井川ヒロトのブログ

志について探求を続ける 井川 ヒロト が、ニュース・社会・政治・教育・作品(映画、演劇、インプロ、音楽、本、DVD、TV番組・ラジオ)などについて思った事を綴ります。※記事の内容は執筆者個人の見解であり、所属団体の公式見解ではありません。

祝婚歌(吉野 弘さん)

祝婚歌

(2010-04-04はてなブログ掲載記事を加筆修正。

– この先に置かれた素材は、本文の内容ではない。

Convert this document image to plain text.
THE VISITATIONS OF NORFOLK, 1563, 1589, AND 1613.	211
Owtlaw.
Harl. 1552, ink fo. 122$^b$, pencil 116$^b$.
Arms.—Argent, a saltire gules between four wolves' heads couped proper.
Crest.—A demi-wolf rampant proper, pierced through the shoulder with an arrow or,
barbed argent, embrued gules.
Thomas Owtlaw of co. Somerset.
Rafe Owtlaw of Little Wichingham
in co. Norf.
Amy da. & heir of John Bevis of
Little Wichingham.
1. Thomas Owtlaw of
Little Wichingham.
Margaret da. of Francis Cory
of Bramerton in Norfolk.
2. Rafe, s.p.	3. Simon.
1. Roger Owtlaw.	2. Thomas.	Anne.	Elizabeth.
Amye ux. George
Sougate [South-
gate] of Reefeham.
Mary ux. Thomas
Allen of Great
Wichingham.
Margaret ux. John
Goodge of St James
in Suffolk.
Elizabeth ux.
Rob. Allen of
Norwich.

)

小学校からの友人の結婚式で、その友人の小学校時代の担任の先生が朗読してくれて知った、吉野 弘さんの「祝婚歌」を紹介したい。

とっても感動したから。

祝婚歌』 吉野 弘

二人が睦まじくいるためには

愚かでいるほうがいい

立派すぎないほうがいい

立派すぎることは

長持ちしないことだと気付いているほうがいい

完璧をめざさないほうがいい

完璧なんて不自然なことだと

うそぶいているほうがいい

二人のうちどちらかが

ふざけているほうがいい

ずっこけているほうがいい

互いに非難することがあっても

非難できる資格が自分にあったかどうか

あとで疑わしくなるほうがいい

正しいことを言うときは

少しひかえめにするほうがいい

正しいことを言うときは

相手を傷つけやすいものだと

気付いているほうがいい

立派でありたいとか

正しくありたいとかいう

無理な緊張には

色目を使わず

ゆったり ゆたかに

光を浴びているほうがいい

健康で 風に吹かれながら

生きていることのなつかしさに

ふと胸が熱くなる

そんな日があってもいい

そして

なぜ胸が熱くなるのか

黙っていても

二人にはわかるのであってほしい

作者の吉野弘さんは、この歌を民謡と同じものだとおっしゃって、著作権は特に示さないとおっしゃっているそうです。

とても心の広い方だなと、改めて感動しました。